By Kikonyogo Kivumbi
The Global Fund has arranged a transfer of funds for buying water-based sex lubricants, removing the funds from the Ministry of Health and redirecting them to The Aids Support Organisation (TASO), a civil society organization.
A total of about US $130,000 is now to be managed by TASO because the political leadership at the Ministry of Health views lubricants as a tool for promoting homosexuality and, for that reason, had declined to manage the funds.
The money is part of this year’s Global Fund funding to Uganda.
The transfer comes as a relief to people facing the acute shortage of lubricants and condoms. The timing of the change has not been decided, but it reportedly will be revealed at an Oct. 3 meeting of the Global Fund’s policy-making board for Uganda (the Uganda Country Coordinating Mechanism).
“It will be a decision of top management of the ministry and TASO on when and [how]” to make the funds transfer, said Moses Kimbugwe, the elected representative for at-risk populations (key populations) on the Global Fund’s Uganda board.
Kimbugwe is also a member of the LGBTI rights group Spectrum Uganda.
The development comes amid worry about HIV/AIDS in the LGBTI community in Uganda because of the shortage of condoms and lubricants. (See “New push to give sex lubricants to Ugandan women, gay men,” 76crimes.com, Sept. 4, 2019.)
Health activists want water-based sex lubricants to be included on the national stock list of essential medicines and health supplies for combating HIV/AIDS and sexually transmitted infections (STI).
The list, developed by the Pharmacy Division of the Ministry of Health, acts as a guide for government and international health donors to Uganda when they procure basic primary health-care medicines and supplies for the country.

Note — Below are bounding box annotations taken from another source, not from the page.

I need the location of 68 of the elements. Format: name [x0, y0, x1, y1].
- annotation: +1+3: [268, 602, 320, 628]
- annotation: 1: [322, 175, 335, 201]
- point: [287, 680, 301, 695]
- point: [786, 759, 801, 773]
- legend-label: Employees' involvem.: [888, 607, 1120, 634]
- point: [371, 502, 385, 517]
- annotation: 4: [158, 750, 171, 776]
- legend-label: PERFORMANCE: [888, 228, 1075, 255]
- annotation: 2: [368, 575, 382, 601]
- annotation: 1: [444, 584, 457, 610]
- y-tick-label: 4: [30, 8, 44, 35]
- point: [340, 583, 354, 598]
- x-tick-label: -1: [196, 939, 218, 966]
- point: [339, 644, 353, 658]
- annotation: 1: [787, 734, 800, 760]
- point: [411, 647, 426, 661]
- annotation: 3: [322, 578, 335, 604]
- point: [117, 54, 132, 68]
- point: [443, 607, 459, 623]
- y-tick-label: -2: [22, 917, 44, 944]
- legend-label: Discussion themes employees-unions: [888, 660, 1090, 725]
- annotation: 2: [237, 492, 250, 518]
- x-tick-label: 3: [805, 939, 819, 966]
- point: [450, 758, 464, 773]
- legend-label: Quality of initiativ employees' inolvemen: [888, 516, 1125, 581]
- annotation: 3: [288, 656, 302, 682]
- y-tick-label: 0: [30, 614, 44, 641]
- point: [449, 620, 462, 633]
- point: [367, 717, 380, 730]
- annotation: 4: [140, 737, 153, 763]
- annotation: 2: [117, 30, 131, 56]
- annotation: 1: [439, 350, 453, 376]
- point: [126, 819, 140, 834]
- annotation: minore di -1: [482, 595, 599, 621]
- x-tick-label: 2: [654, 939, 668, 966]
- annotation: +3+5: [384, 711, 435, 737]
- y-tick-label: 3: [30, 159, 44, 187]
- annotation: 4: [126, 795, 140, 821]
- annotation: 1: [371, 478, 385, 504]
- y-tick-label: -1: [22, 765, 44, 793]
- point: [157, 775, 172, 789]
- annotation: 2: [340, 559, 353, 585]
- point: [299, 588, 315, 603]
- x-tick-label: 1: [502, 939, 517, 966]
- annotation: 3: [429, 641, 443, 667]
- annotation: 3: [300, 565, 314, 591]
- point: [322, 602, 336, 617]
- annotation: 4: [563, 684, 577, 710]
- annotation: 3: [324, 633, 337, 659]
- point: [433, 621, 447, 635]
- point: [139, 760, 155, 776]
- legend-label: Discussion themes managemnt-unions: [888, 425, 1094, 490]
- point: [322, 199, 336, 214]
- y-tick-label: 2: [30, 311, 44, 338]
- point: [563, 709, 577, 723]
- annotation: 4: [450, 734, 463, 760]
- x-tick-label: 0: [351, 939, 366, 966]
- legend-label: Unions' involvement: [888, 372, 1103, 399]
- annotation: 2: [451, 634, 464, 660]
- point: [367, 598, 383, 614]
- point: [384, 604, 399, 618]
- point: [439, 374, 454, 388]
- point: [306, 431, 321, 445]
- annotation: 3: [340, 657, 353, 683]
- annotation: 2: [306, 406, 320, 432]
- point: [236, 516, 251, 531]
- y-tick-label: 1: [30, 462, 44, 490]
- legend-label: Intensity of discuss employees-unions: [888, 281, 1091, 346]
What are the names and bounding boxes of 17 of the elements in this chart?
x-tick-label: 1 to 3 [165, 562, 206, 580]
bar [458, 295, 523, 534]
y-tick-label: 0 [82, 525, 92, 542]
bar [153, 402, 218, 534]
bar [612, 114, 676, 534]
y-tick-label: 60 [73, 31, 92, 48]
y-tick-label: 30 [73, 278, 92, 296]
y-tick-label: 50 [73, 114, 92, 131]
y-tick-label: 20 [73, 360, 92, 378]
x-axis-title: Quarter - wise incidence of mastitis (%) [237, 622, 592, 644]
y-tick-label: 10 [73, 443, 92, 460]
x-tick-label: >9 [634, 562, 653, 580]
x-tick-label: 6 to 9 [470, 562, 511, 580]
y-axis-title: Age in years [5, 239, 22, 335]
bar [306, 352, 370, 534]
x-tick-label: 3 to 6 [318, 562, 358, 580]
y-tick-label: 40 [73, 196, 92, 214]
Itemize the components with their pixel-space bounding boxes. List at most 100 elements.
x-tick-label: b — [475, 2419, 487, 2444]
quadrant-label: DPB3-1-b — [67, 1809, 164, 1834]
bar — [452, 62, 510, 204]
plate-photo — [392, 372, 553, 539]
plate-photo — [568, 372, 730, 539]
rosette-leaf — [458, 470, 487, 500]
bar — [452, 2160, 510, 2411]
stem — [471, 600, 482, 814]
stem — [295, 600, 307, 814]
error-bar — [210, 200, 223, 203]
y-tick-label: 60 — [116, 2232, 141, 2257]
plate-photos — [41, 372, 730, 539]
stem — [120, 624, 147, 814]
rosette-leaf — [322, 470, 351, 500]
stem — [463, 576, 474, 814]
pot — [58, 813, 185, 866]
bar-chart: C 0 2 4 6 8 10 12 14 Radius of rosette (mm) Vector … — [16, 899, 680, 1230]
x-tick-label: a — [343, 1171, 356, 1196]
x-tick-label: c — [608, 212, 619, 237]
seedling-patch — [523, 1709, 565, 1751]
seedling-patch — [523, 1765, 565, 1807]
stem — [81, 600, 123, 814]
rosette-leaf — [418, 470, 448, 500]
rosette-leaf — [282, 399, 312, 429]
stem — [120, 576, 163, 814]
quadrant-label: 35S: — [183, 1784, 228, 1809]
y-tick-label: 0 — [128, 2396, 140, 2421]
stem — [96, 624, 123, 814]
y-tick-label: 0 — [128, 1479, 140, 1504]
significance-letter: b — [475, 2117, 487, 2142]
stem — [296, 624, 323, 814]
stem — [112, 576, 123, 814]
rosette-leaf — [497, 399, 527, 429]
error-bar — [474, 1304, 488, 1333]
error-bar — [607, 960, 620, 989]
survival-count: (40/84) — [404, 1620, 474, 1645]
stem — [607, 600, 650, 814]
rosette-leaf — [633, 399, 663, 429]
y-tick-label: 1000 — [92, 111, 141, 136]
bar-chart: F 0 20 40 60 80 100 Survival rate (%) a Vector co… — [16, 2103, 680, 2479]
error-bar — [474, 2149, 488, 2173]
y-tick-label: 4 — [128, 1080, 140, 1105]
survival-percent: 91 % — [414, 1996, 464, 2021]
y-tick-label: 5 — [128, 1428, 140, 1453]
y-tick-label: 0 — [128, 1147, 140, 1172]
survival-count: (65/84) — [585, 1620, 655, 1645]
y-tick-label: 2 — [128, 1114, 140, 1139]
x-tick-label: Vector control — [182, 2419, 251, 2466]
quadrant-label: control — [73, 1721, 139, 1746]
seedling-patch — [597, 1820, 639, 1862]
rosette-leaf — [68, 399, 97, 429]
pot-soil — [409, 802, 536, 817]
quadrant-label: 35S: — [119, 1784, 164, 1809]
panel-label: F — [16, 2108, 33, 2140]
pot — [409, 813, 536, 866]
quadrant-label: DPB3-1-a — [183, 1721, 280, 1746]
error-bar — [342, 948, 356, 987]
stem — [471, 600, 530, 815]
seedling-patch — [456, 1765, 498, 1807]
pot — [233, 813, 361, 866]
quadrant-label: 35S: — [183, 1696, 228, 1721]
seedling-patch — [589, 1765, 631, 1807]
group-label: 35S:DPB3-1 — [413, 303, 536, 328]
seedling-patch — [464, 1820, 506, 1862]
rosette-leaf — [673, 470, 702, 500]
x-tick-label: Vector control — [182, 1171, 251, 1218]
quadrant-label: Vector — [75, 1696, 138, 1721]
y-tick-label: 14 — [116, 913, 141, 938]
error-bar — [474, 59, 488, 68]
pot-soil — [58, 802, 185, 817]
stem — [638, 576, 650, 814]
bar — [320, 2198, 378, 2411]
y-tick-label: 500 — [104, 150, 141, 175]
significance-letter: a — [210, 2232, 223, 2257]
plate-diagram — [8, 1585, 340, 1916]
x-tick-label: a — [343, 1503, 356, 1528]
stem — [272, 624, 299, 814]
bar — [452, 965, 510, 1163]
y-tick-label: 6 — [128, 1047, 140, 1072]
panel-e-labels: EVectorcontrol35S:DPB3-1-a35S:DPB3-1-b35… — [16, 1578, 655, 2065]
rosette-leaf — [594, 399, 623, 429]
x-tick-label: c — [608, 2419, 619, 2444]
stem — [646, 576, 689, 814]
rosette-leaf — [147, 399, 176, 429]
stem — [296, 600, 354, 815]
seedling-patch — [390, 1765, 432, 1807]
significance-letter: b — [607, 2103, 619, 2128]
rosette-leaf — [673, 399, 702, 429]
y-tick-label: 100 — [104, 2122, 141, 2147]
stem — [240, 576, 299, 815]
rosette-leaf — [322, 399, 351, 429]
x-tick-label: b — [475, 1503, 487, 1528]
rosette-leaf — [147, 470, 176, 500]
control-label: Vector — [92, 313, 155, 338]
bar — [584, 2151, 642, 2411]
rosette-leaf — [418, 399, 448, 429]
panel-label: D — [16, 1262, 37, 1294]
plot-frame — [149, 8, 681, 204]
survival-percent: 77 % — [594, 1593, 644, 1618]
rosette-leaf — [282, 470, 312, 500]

Lubricants’ effectiveness in combating HIV is undercut by the intensity of stigma attached to carrying lubricants and using them. In the past, lubricants have been displayed in courts of law as proof of homosexuality in homosexuality smear cases.
Ministry officials say they want nothing to do with lubricants because they believe lubricants promote “gayism.”
Kikonyogo Kivumbi, the author of this article, is the executive director of the Uganda Health and Science Press Association.